CAPTCHA is a test used to determine whether or not the user is human. So, it is a task that is easily solved by any person, while for a computer this task must be complicated. One of its common types is the text with coalesced symbols (see an example below). The text is additionally subjected to optical distortions.
CAPTCHA is typically used on the login page to protect against bots sending spam.
Fully convolutional neural network
When the symbols are coalesced, they are usually very difficult to separate by heuristic algorithms. Therefore, it is necessary to search for each symbol in each place of the text picture. Fully convolutional neural network will cope with this task. Fully convolutional network is a convolutional network without fully connected layer. The input of such network is fed with an image, and at the output it also produces an image or several images (center maps).
The number of center maps is equal to the length of the alphabet of characters used in a CAPTCHA. Centers of characters are marked on the center maps. Scale transformation that occurs in the network because of the pooling layers is counted. The example of character map for “D” character is demonstrated below.
In this case convolutional layers with padding are used in such a way so that the image size at the output of the convolutional layer would be equal to the image size at the input. The spot profile on the character map is defined in a 2-dimensional Gaussian function with widths of 1.3 and 2.6 pixels.
At first, fully convolutional network was tested on “R” character:
For the test a small network with 2 pooling layers trained on CPU was used. After making sure that this idea works in some way a second-hand Nvidia graphics card GTX 760, 2GB was bought. This provided the opportunity to train larger networks for all characters of the alphabet, and also (approximately 10 times) accelerated training. For training the network, the Theano library that is no longer supported now was used.
Training using a generator
It seemed to be long and difficult to label a large data set so it was decided to generate CAPTCHAs with special script. In this case, the center maps are generated automatically. I selected the font used for Holtmail CAPTCHA. Generated CAPTCHAs were similar in style to real ones:
The final accuracy after training on generated CAPTCHAs was approximately 2 times lower than after training on real CAPTCHAs. Probably, such features as intersection of characters, scale, their line-weight, distortion parameters, etc. are important and the generator failed to reproduce these features. The network trained on generated CAPTCHAs and tested on real CAPTCHAs had about 10% of accuracy. Accuracy is a percentage of CAPTCHAs recognized properly. CAPTCHA is considered to be recognized if all the characters in it are recognized correctly. In any case, this experiment showed that the method works, and that it is only required to increase the accuracy of recognition.

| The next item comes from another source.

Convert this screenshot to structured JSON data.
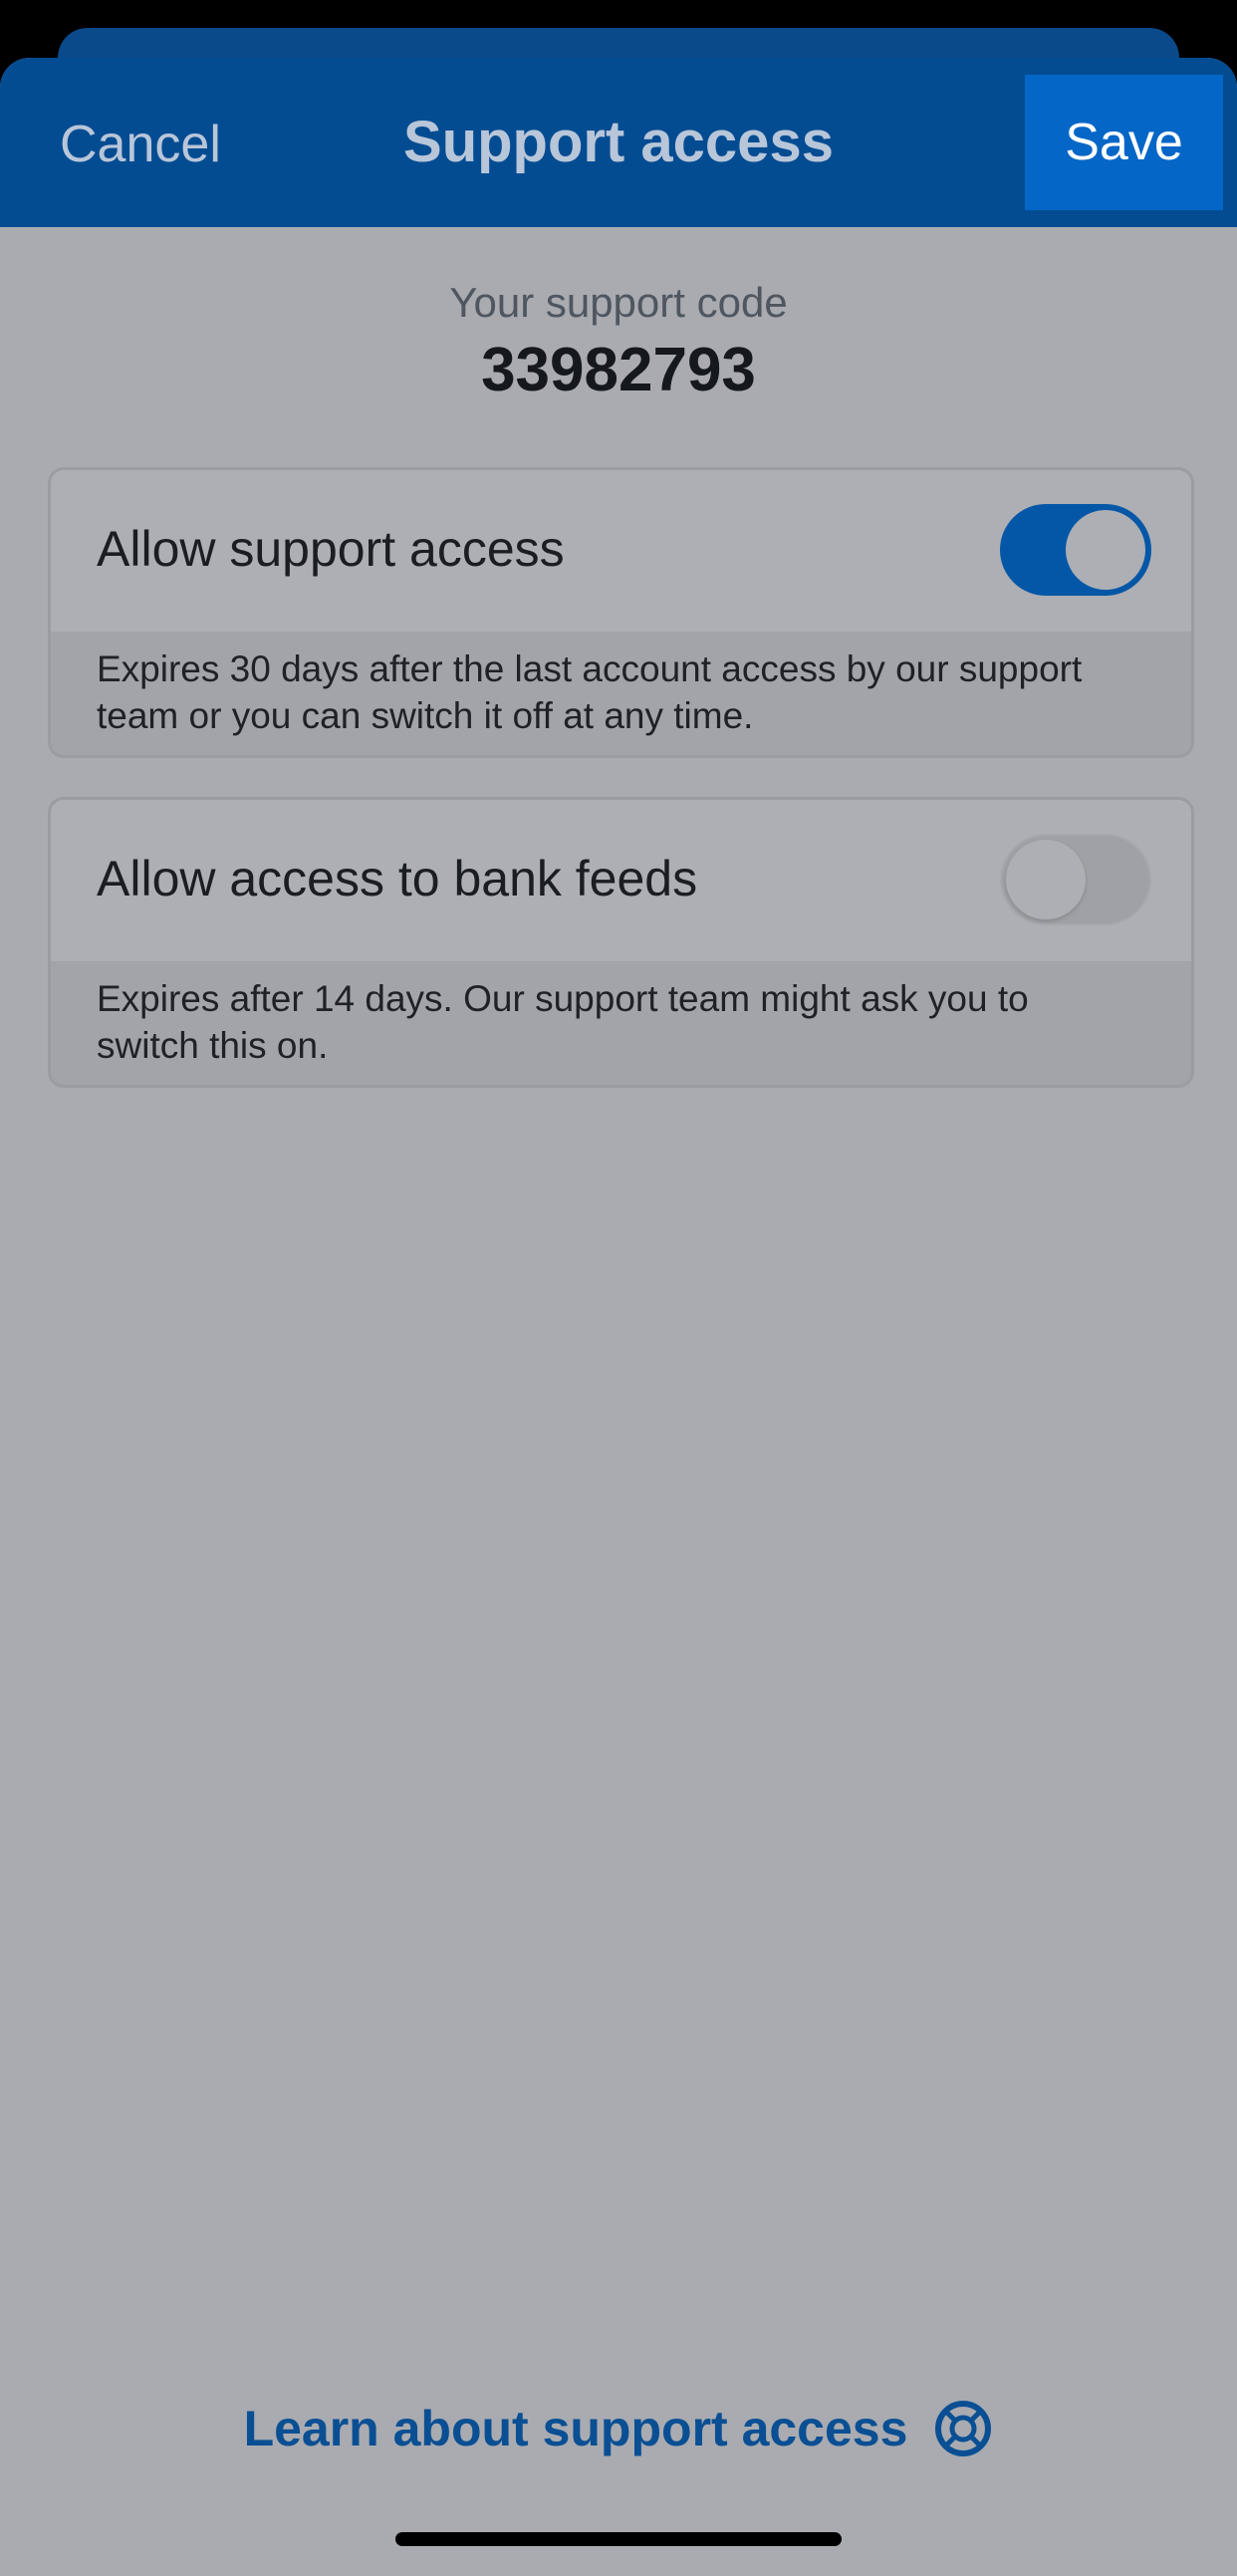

Training with a real data set
For manual annotation of real CAPTCHA data set the script with GUI was written in the Matlab:
Here, the circles can be placed or moved by the mouse. A circle marks the center of the character. The manual annotation took 5–15 hours. However, there are services where they perform manual annotation of data sets for a small fee. But, as it turned out, the service Amazon Mechanical Turk does not work with Russian customers. I placed an order for data set annotating on a freelancer’s site. Unfortunately, the quality of the annotation was far from being perfect. I corrected the annotation by myself. In addition, the search for a person who can do it takes time (1 week) and also it seemed to be quite expensive: $30 for 560 labeled captchas. So, I had to decline this method and, eventually, I ended up using the sites for manual recognition of captchas, where the lowest price was $ 1 for 2000 captchas. But the answer I got there was only a string. Thus, manual arrangement of centers could not be avoided. Moreover, performers in such services appeared to make mistakes or even act in bad faith by typing an arbitrary string in the response. As a result, I had to check and correct their mistakes.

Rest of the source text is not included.